Earlier this week, White House Counsel Pat Cipollone sent a lengthy rant to House Democrats, announcing that the administration would refuse to cooperate with the impeachment inquiry into President Donald Trump. The letter rested largely on political, rather than legal, arguments, but Cipollone also invoked executive privilege to justify preventing executive-branch employees from testifying. It looked a lot like a declaration of constitutional crisis.
As the week closes, however, something strange has happened. The White House hasn’t changed its stance, but witnesses employed by the executive branch are coming to testify to House committees anyway. On Friday, Marie Yovanovitch, the former ambassador to Ukraine who was recalled earlier this year, is giving a transcribed interview behind closed doors over State Department objections. Also on Friday, Gordon Sondland, Trump’s ambassador to the European Union, signaled he would testify as well.

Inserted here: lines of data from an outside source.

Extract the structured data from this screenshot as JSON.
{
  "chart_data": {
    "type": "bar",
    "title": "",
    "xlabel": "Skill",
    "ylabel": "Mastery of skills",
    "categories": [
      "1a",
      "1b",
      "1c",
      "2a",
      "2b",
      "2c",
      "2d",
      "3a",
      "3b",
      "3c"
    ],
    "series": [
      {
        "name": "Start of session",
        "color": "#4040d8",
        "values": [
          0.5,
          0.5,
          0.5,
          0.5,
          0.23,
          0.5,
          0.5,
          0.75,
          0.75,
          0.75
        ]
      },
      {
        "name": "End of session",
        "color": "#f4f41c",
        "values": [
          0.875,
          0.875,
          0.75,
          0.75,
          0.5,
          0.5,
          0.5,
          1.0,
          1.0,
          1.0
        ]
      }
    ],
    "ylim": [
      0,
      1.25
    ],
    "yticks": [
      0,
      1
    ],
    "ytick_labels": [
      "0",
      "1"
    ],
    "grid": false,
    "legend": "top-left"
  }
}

Suddenly the obstruction letter is looking a bit more like a Maginot letter: imposing in theory, impotent in practice. One of the leading narratives of the last three years has been that the guardrails thought to constrain the White House are not enforceable on a president with no shame. Yovanovitch and Sondland are illustrating a corollary: Trump’s insistence that his subordinates answer only to him is also unenforceable. A conspiracy of silence works only if people want to conspire.